If I say to my friends I'm visiting somewhere advice & good tips is what I get, or nothing but well wishes, certainly not negativity. So I actually pity the stunted, broken, miserable sods who had nothing better in their lives to do than tout their ignorance to the world, wasters. Someone show them the door.
 
Coincidentally someone on the radio just said Veggie men are 50% less likely to develop Prostate cancer, that stat cannot be ignored.

The other day they confirmed Roman Gladiators were Vegetarian too. So its the past and the future ;)
 
Thanks Chris :) It's nice reading about CDPR like this.

I was in Poland at 2006, or 2007, but since it was a trip about the Holocaust I unfortunately didn't get to experience the more casual daily life in the country.

We were in Zakopane for half a day, though, and it was just... ridiculously picturesque. Seriously, no place has a right to be that charming.
 
That's not the fact he is a vegetarian.

It's the fact he is vegetarian in Poland. Poland can be vegetarians' hell.

My wife is polish and all I eat, when I visit her family in Warsaw, is kotlet, pajtet and herbatka in the morning, kotlet, pajtet and herbatka at noon, kotlet, pajtet and herbatka at five (yeah they eat early). I spent a week without vegetables (potatoe and cabbages only). Oh, and her 85 years old grandmother opened a bottle and a half of vodka each evening, and I've never been so happily drunk than with that old lady. Being french I'm used to live with tomatoes, apples, tap water and sometimes cheap wine; that was a cultural shock.

But hell, even for their lack of variety in meals, their bigos is better than my french "choucroute".
 
Last edited:
Vegetarians are independent... they don't rely on anyone, they learn to cook, they learn about nutrition. They're inventive, energetic, and have a nose for mushroooooooms ;)
 
I was born in the United States, yet I am Polish and I live in Warsaw right now (that's right an American migrating to Poland, not something you hear of often). I am studying at Warsaw Polytechnic Institute (Politechnika Warszawska 8)) and the atmosphere of the city is humbling.
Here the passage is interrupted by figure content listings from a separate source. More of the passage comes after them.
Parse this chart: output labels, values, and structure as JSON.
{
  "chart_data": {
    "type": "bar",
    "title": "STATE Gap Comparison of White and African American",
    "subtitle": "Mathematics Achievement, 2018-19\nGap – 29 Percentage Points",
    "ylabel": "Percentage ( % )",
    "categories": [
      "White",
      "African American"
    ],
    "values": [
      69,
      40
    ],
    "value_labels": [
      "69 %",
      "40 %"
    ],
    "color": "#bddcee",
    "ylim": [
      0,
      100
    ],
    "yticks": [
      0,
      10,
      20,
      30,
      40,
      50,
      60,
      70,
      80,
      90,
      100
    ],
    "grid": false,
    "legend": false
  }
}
Every part of the city emanates different vibes as a result of the different epochs the city went through, from the beautiful renovated churches in the Old Town to the pre-war era buildings in Praga on the east side of the Vistula river.

Polish cuisine is very hearty and meat dominant so the fact the Marcin instilled a vegetarian regime is astonishing hehe!
I can't believe I haven't visited CDPR yet, will they let a petty student like me in :p?
 
Well, I usually only eat meat on occasion, but I wouldn't want to limit myself to just eating vegatarian. I believe in variety in my nutrition. Sometimes eat meet, sometimes none, sometimes sweet, sometimes unhealthy, sometimes something else. As long as there is plenty of variety, it is a good diet for me. I would not want to remove anything from my diet.
That said, I agree, that it can be difficult in some countries, Poland probably included, to get a meat free dish. Thus you have a problem in variety. But to go into the opposite direction and never offer any meat would be too much for me.

Only been to Kołobrzeg yet, but hopefully I can manage to visit more places at some point. Should really have happened a long time ago. I have a few Polish friends, whom I could travel with. Great to hear, you had a good trip.